Je viens de regarder le film de Jalil Lespert consacré à l'affaire DSK. C'est plutôt bien fait. Je ne m'étais jamais fait la réflexion que l'“ échange ” entre les deux personnes s'est fait en anglais alors qu'ils étaient tous les deux francophones.

Je fais l'hypothèse que, en français, les choses se seraient passées autrement, ne seraient peut-être pas allées aussi loin. Cet échange s'est déroulé dans une idiome désincarné qui a permis à l'agresseur d'être dans la distance par rapport à un être humain qu'il a considéré comme un objet. Si Nafissatou avait su qui il était et qu'il était, comme elle, francophone, elle lui aurait parlé dans sa langue, ce qui l'aurait désarçonné et il aurait été encore plus nu qu'il n'était physiquement.

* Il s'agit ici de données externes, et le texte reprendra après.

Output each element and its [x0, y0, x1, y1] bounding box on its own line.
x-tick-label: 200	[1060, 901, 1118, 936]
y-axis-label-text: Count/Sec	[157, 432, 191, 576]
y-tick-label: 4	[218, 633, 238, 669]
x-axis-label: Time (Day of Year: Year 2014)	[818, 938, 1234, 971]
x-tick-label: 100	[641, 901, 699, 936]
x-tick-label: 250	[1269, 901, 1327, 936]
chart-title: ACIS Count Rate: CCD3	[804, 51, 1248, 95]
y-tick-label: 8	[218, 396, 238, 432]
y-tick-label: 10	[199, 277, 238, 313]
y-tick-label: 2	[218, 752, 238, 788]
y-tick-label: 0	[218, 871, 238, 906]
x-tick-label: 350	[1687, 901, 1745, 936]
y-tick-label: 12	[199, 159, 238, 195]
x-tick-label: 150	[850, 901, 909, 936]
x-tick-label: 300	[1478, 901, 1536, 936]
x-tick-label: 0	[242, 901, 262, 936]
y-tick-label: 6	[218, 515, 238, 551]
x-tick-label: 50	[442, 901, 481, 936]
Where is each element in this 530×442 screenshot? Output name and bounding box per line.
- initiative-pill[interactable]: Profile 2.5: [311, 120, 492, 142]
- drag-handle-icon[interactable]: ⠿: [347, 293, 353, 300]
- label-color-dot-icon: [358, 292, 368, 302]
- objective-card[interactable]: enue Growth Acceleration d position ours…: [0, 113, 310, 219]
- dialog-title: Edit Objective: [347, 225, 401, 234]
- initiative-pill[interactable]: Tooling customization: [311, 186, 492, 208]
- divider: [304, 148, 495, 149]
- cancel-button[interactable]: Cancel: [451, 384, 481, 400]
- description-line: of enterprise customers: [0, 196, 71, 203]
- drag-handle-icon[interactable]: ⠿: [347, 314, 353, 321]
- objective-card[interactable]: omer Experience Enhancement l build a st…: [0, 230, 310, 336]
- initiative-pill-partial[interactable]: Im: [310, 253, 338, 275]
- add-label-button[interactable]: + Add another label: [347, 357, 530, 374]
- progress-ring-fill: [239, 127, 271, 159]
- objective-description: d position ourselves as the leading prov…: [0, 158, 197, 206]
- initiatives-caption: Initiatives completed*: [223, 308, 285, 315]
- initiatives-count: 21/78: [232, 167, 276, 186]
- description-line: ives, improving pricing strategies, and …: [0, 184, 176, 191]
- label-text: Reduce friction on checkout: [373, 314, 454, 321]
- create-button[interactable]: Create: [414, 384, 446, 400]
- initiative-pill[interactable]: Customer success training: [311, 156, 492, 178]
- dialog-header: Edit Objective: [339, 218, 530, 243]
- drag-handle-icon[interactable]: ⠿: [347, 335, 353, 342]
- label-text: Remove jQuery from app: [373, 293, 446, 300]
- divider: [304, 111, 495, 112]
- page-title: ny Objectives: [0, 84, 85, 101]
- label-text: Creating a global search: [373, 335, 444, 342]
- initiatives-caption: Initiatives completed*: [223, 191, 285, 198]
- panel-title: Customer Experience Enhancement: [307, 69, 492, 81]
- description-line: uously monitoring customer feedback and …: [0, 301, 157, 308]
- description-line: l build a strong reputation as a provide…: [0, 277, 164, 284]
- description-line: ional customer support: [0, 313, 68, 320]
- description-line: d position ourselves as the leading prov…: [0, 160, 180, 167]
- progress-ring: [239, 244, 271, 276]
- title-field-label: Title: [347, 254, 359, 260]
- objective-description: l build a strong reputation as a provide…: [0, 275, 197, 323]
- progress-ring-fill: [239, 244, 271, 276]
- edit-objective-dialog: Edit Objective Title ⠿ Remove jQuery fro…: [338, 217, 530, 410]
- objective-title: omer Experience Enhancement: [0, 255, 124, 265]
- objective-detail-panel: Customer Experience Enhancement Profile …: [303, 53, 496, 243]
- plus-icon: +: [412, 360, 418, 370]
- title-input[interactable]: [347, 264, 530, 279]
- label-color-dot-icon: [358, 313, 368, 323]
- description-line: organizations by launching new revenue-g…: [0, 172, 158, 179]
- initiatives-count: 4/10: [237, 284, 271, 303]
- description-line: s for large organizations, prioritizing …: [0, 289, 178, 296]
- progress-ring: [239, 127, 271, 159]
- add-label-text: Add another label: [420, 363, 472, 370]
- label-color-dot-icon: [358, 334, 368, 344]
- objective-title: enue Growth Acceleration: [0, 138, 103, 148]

On peut se protéger lorsqu'on parle une langue étrangère, ne serait que parce qu'elle est “ étrangère ”. En latin, extraneare c'est traiter quelqu'un comme un étranger. C'est ce qu'ont fait, sans en être pleinement conscient, DSK et Diallo avec, en plus, de la part de l'assaillant, la problématique du droit de cuissage. C'est d'ailleurs ainsi qu'avaient spontanément réagi certains amis de Do comme Jean-François Kahn qui avait parlé d'un “ troussage domestique ”, en le regrettant par la suite.

La communication par le langage n'existe que si elle signifie. Lorsqu'on parle une même langue, on ne peut pas ne pas échanger. C'est possible lorsqu'on parle une langue étrangère. Si DSK et Diallo s'étaient exprimés en français, ils auraient ressenti que, quelque part, ils avaient une identité en commun.

Nous savons depuis les Évangiles qu'au commencement était le Verbe. Lorsqu'il n'y a pas de Verbe, il n'y a pas de commencement. Nous n'existons pas en tant qu'humains pensants.